De repente, en mitad de la calle Amsterdam, Paula se paró en seco.
—¿Qué pasa?—preguntó Rafael.
Ella sacudió la cabeza casi con frenesí.
—Nada. Nada importante —se humedeció los labios y sonrió—. Es que se me acaba de ocurrir algo.
Una idea terrible.Se había pasado la última manzana comparando a Pedro con Rafael. No había pensando en David para nada. Pedro se pasó toda la mañana silbando, tarareando y hasta canturreando. Paula quería estrangularlo. ¿Por qué no se concentraba sólo en su trabajo?¿Por qué tenía que exhibir su felicidad todo el tiempo? Bueno, sospechaba por qué. Aldana. Pero no pensaba preguntarlo.Cuando dejó de silbar, cantar y tararear le dijo:
—Hay un sitio al que deberías ir. Al Ricardo. Una comida estupenda y un ambiente maravilloso. Muy italiano y muy folclórico. Muy íntimo.
La voz bajó casi acariciante al pronunciar la última palabra.
—No creo que encontrara ningún sitio muy íntimo —respondió con sequedad Paula sacando unas tijeras de un cajón—, a menos que estuviera con David.
Pedro apretó la mandíbula ligeramente, pero prosiguió:
—Tienen un maravilloso desván con reservados. Muy privado.
Paula se lo podía imaginar. Cerró el cajón de un golpe seco. Cecilia , que estaba arreglándoles el pelo a unas adolescentes para unas fotos de una crema, entrecerró los ojos ante la expresión de gallito de Pedro y sonrió a Paula, que le devolvió la sonrisa.
—Bueno, había pensado que podría apetecerte ir en cualquier momento —siguió con desenfado Pedro—. En caso de que tu querido novio viniera a la gran ciudad.
—Lo pensaré.
—Pero supongo que preferirás seguir con tus museos y obras de teatro. Vas a muchos, ¿No?
¿La estaba provocando? Un rápido vistazo hacia Cecilia le confirmó que ella estaba igualmente intrigada. Y tener a la estilista de testigo, por no mencionar a las dos adolescentes a las que estaba peinando, inquietó aún más a Paula. Sobre todo cuando pudo ver un brillo equívoco en los ojos de Pedro.
Alzó la barbilla y se lanzó al ataque.
—Puede que tengas razón. A Rafael podría gustarle. Podríamos ir juntos.
—¡Rafael! —el brillo de sus ojos se transformó en uno de furia—. ¿Y a qué diablos tiene que ir allí el lobo?
—¿Por qué no? A Rafael le gusta siempre probar cosas nuevas.
Pedro parecía disgustado.
—Pobre David. ¡Vaya tarugo!
Paula frunció el ceño.
—¿Qué quieres decir con pobre David? ¿Y con lo de tarugo?
—Bueno, lo es, ¿No es cierto? Quedarse en casa mientras le saquean la propiedad.

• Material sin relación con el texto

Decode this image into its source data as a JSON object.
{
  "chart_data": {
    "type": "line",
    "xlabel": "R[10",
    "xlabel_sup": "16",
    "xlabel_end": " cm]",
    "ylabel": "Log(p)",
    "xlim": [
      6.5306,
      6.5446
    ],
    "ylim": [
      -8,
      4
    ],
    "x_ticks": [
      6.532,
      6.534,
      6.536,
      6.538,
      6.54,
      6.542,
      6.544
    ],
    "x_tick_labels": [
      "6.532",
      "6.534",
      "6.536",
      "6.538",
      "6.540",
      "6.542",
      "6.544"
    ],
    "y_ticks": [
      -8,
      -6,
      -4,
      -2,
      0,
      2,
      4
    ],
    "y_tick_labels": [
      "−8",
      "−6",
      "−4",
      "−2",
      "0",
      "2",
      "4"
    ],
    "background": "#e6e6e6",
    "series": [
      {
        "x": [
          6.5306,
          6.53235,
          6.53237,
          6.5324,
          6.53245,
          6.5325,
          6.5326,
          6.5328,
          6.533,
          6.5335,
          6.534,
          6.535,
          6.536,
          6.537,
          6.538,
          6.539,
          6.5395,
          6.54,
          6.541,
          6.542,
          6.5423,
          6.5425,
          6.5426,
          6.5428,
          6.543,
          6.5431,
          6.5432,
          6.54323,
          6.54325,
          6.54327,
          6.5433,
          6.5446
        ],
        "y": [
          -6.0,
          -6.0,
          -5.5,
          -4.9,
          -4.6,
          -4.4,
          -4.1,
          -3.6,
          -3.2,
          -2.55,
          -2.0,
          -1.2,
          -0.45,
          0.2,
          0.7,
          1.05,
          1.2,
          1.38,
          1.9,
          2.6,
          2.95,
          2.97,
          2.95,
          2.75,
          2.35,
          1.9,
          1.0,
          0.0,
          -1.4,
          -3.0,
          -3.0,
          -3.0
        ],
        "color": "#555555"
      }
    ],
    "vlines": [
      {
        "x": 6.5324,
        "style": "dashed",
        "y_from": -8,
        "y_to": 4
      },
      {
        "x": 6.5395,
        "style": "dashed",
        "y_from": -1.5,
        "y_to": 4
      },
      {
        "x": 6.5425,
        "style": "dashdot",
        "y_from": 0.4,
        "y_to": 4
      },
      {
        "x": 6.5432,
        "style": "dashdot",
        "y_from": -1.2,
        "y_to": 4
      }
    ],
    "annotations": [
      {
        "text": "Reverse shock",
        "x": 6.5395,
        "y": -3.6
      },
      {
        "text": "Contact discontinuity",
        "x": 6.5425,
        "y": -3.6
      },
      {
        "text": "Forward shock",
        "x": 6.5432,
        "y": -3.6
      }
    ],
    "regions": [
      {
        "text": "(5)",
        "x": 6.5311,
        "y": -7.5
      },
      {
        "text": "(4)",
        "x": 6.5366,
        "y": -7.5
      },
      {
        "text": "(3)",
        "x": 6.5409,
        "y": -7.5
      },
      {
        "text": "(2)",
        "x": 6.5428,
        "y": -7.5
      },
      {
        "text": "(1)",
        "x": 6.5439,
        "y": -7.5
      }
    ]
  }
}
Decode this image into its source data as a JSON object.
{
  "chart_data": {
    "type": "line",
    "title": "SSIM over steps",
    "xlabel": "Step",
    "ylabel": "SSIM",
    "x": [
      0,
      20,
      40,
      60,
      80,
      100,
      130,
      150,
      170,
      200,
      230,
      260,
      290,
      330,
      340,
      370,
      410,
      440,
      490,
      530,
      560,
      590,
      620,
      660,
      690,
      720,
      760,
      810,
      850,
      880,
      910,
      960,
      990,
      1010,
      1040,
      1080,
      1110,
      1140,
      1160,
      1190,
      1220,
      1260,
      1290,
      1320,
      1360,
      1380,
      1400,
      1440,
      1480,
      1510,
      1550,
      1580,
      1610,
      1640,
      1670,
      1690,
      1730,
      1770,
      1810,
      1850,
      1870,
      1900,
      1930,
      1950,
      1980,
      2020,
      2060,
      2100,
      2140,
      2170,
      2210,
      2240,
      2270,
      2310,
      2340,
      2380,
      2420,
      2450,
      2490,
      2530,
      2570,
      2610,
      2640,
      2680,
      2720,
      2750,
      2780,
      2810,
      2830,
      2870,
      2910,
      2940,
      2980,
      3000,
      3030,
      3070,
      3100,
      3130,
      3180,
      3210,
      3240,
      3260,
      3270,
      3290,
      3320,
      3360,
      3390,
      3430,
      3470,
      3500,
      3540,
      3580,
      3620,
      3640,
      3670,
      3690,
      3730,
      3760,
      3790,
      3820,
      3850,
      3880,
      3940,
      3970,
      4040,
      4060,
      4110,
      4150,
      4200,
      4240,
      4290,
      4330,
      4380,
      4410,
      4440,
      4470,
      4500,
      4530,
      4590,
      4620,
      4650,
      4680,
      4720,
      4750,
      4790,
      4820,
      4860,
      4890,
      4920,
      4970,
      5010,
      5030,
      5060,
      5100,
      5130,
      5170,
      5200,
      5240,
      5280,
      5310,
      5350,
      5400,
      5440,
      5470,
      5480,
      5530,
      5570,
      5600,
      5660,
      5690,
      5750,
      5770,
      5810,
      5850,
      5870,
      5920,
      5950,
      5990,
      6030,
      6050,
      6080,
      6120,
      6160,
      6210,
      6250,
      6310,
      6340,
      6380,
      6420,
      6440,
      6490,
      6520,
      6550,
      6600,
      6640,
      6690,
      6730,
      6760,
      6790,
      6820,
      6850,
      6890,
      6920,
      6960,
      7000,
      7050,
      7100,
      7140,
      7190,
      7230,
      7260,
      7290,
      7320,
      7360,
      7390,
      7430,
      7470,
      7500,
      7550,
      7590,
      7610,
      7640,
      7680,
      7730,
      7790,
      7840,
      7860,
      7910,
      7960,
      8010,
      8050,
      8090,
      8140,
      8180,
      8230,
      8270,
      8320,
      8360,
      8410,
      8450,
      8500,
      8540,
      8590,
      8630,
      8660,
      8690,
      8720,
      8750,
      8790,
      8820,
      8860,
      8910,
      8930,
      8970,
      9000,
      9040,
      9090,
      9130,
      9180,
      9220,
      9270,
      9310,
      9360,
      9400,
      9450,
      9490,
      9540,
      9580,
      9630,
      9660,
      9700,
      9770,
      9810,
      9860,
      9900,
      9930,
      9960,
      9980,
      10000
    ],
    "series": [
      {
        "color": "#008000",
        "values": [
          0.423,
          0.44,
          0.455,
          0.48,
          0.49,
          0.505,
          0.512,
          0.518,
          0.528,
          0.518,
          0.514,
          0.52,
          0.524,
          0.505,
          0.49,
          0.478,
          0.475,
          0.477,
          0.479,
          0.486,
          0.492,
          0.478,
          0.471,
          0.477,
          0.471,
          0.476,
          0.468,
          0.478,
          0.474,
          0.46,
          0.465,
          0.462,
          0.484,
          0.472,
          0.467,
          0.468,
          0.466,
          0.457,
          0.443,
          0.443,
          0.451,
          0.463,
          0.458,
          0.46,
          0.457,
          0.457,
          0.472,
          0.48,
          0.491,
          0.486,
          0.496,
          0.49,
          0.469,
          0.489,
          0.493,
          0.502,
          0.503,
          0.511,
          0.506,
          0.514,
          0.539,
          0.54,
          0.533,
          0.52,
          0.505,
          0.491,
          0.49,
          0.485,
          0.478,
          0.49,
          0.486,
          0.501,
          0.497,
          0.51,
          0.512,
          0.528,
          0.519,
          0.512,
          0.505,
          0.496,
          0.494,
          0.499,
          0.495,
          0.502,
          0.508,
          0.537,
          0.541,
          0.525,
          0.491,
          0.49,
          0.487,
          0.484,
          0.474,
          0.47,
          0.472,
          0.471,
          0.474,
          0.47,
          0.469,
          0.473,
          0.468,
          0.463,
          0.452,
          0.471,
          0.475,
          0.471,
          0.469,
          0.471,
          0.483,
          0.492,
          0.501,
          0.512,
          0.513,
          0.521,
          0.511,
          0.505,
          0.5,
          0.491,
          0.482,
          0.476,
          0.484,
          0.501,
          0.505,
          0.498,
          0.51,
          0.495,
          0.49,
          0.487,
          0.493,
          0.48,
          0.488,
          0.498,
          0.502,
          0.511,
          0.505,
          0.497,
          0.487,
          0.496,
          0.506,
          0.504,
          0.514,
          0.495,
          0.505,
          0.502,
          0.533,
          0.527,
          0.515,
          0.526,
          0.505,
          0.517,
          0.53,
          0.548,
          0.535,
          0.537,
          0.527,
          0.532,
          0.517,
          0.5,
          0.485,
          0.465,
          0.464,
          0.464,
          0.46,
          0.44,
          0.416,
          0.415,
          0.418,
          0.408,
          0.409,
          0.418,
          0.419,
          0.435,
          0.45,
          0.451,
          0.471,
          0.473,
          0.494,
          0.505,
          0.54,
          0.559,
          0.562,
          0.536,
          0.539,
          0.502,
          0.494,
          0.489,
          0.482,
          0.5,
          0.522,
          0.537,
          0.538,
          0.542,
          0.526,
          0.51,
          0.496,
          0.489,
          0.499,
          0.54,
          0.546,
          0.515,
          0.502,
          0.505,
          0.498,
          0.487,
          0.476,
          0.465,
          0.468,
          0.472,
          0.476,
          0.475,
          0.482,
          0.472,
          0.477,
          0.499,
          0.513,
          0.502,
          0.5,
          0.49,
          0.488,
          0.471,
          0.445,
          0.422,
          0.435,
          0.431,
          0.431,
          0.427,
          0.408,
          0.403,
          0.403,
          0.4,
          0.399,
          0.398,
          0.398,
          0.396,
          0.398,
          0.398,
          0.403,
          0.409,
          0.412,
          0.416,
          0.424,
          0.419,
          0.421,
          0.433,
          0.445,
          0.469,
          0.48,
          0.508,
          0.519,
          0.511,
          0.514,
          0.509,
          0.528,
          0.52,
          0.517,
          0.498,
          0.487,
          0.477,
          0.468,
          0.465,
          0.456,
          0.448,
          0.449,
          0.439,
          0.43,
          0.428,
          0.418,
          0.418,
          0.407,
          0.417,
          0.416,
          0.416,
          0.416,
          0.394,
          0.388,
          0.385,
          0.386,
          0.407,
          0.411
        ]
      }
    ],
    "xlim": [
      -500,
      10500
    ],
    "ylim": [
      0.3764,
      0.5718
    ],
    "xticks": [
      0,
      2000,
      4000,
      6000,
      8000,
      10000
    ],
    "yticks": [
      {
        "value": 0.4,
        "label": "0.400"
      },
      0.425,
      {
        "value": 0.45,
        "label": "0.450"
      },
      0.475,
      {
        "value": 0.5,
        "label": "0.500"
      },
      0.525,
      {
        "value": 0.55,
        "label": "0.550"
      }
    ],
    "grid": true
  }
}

Paula abría y cerraba la boca como un pescado fuera del agua y Cecilia y las chicas miraban de uno al otro como si estuvieran en un partido de tenis.
—¿Propiedad? ¿Crees que David es un tarugo? ¿Y crees que yo soy una propiedad para saquear?
Pedro esbozó una sonrisa sarcástica.
—Bueno, no puede ser muy listo, ¿No? O no te habría dejado escapar así.
—Yo no me he escapado. Sólo he aceptado un trabajo. ¡Y ya te he dicho antes que David confía en mí!
Pedro lanzó un bufido.
—¡Más tonto es él.
—¡Una cena no significa acostarte con esa persona al final de la velada!
—¿Ah, no?
—¡No me juzgues por tu propio comportamiento! Sólo porque tú consideres el sexo como la taza de café de después de una cena, no significa que los demás también lo hagan.
—¿Te molesta, verdad? Que Aldana y yo estemos juntos.
—Igual que a tí te molesta que yo vaya a cenar con Rafael.
Los dos se miraron con furia.Cecilia lanzó una carcajada. Y los dos se volvieron al unísono con el ceño fruncido.
—¿Qué? —preguntó Paula.
—¿Algo divertido? —bufó Pedro.
—No, nada.
Paula lanzó un suspiro y Pedro un bufido y los dos volvieron a su trabajo.